The company is expected to benefit from the renewal of new energy vehicle inspection equipment. It has long been committed to building a domestic vehicle inspection operation chain brand company based in the automotive aftermarket. It is the leading domestic motor vehicle inspection leader in use, entering the downstream inspection and operation service market from the equipment end to create an integrated service platform. The company's two main businesses are motor vehicle inspection systems and inspection and operation services, accounting for 58% and 34% of revenue in the first half of 2023, respectively.

Motor vehicle inspection system: The company is the leader in domestic vehicle inspection systems, and may give priority to benefiting from the introduction of future NEV testing standards. On June 30, 2023, the “New Energy Vehicle Operation Safety Performance Inspection Regulations” was released for comments. It is proposed to carry out supplementary tests on the operational safety performance of new energy vehicles. The required testing equipment involves four major test items: power battery safety, drive motor safety, electronic control system safety, and electrical safety. It is expected that the content and difficulty of testing new energy vehicles will increase in the future, and the increase in the industry threshold is expected to optimize the competitive landscape. The company already has equipment and technology research and development reserves, and after the standards are officially introduced, it may benefit priority, becoming a new growth point for the company's new performance. As of December 11, 2023, the standards are under review.

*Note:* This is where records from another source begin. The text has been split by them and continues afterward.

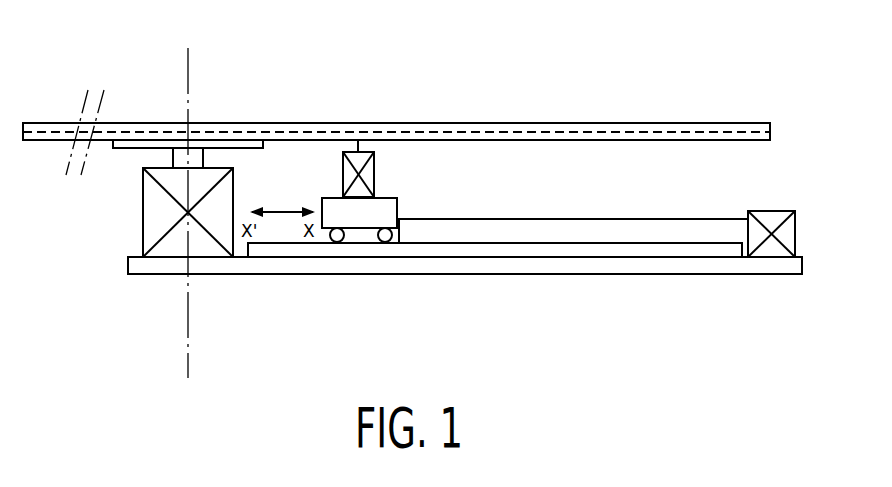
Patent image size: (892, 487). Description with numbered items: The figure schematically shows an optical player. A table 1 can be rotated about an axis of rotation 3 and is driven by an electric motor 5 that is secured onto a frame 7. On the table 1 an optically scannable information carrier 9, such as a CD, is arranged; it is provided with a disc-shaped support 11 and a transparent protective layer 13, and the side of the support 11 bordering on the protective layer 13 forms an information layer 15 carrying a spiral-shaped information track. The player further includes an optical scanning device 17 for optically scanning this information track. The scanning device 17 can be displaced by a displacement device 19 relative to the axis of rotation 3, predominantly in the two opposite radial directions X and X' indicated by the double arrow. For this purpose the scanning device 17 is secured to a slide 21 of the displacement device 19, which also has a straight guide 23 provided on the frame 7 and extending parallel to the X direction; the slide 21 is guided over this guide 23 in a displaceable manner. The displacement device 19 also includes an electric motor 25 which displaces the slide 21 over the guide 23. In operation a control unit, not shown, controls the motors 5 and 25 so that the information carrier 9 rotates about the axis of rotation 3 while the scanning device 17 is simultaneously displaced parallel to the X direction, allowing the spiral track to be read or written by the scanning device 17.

The table 1 is at (141, 139).
The axis of rotation 3 is at (188, 63).
The electric motor 5 is at (152, 216).
The frame 7 is at (485, 275).
The optically scannable information carrier 9 is at (611, 94).
The disc-shaped support 11 is at (427, 124).
The transparent protective layer 13 is at (543, 141).
The information layer 15 is at (496, 131).
The optical scanning device 17 is at (375, 175).
The displacement device 19 is at (616, 211).
The slide 21 is at (390, 206).
The straight guide 23 is at (594, 250).
The electric motor 25 is at (774, 212).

Operation services: The company explores chain management to achieve brand operation services through acquisitions and new testing stations, etc., which is expected to become a source of growth in the company's long-term performance. As of the end of 2022, the number of testing stations directly operated by the company was 41. Since 2023, the company has acquired 11 new testing stations, and continues to focus on expanding the motor vehicle inspection operation service market and speeding up the inspection station merger and acquisition process.

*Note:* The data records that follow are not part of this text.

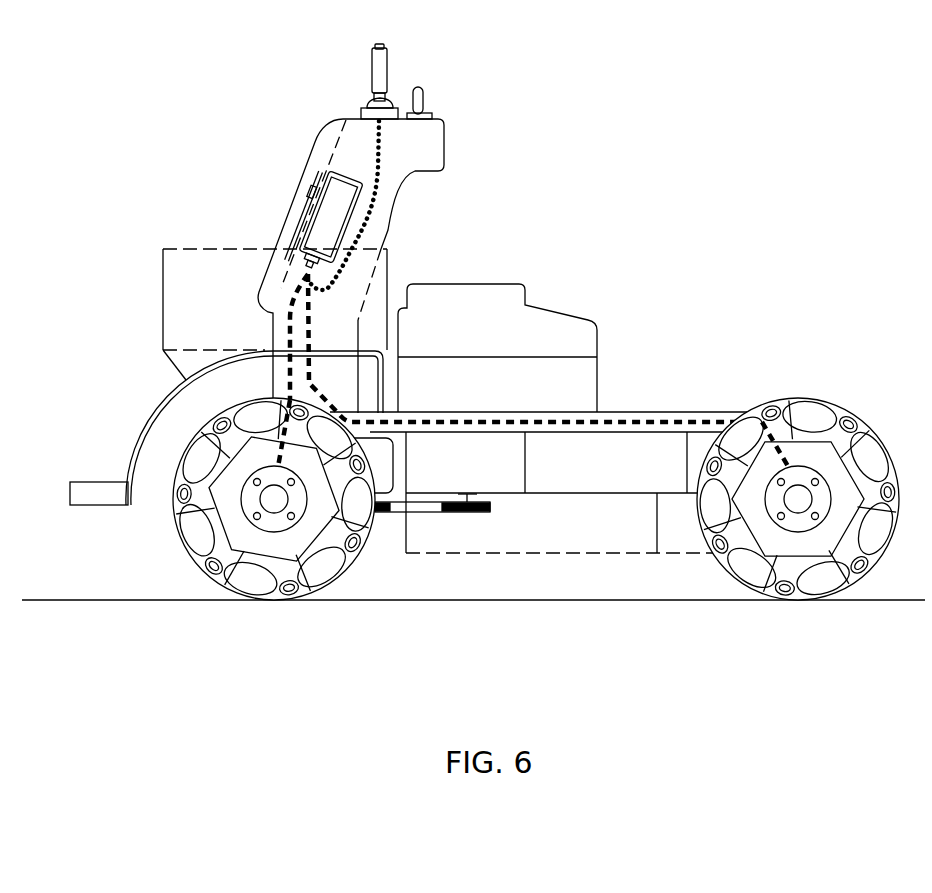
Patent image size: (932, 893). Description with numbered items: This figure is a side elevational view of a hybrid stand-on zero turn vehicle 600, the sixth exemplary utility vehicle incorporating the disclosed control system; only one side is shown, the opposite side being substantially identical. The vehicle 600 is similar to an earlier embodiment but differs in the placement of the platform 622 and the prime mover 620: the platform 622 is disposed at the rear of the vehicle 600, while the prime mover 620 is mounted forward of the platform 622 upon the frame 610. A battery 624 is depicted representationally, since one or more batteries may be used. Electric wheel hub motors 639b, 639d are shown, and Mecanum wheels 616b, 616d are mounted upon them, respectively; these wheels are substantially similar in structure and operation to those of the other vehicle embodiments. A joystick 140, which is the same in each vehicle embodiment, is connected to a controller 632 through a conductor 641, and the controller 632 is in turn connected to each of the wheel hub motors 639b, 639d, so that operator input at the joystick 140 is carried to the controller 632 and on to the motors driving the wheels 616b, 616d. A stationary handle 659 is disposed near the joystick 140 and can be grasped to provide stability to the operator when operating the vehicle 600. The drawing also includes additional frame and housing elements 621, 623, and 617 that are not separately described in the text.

The hybrid stand-on zero turn vehicle 600 is at (473, 316).
The joystick 140 is at (373, 73).
The stationary handle 659 is at (420, 89).
The conductor 641 is at (381, 170).
The controller 632 is at (327, 217).
The battery 624 is at (190, 249).
The prime mover 620 is at (511, 392).
The frame 610 is at (658, 412).
The platform 622 is at (98, 482).
The controller box 621 is at (394, 452).
The mounting bar 623 is at (420, 513).
The lower housing 617 is at (547, 555).
The electric wheel hub motor 639d is at (271, 500).
The electric wheel hub motor 639b is at (795, 500).
The Mecanum wheel 616d is at (198, 562).
The Mecanum wheel 616b is at (722, 562).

Profit forecasting and valuation

Net profit for 2023-2025 is expected to be 0.51, 1.23, and 202 million yuan respectively. In 2024-2025, year-on-year increases of 138.48% and 64.56%, respectively, corresponding to PE of 83, 35, and 21 times, maintaining the “increased holdings” rating.

Risk warning: 1) the motor vehicle inspection policy has been further relaxed; 2) the acquisition and integration of motor vehicle inspection stations falls short of expectations; 3) the development of new businesses falls short of expectations.

The translation is provided by third-party software.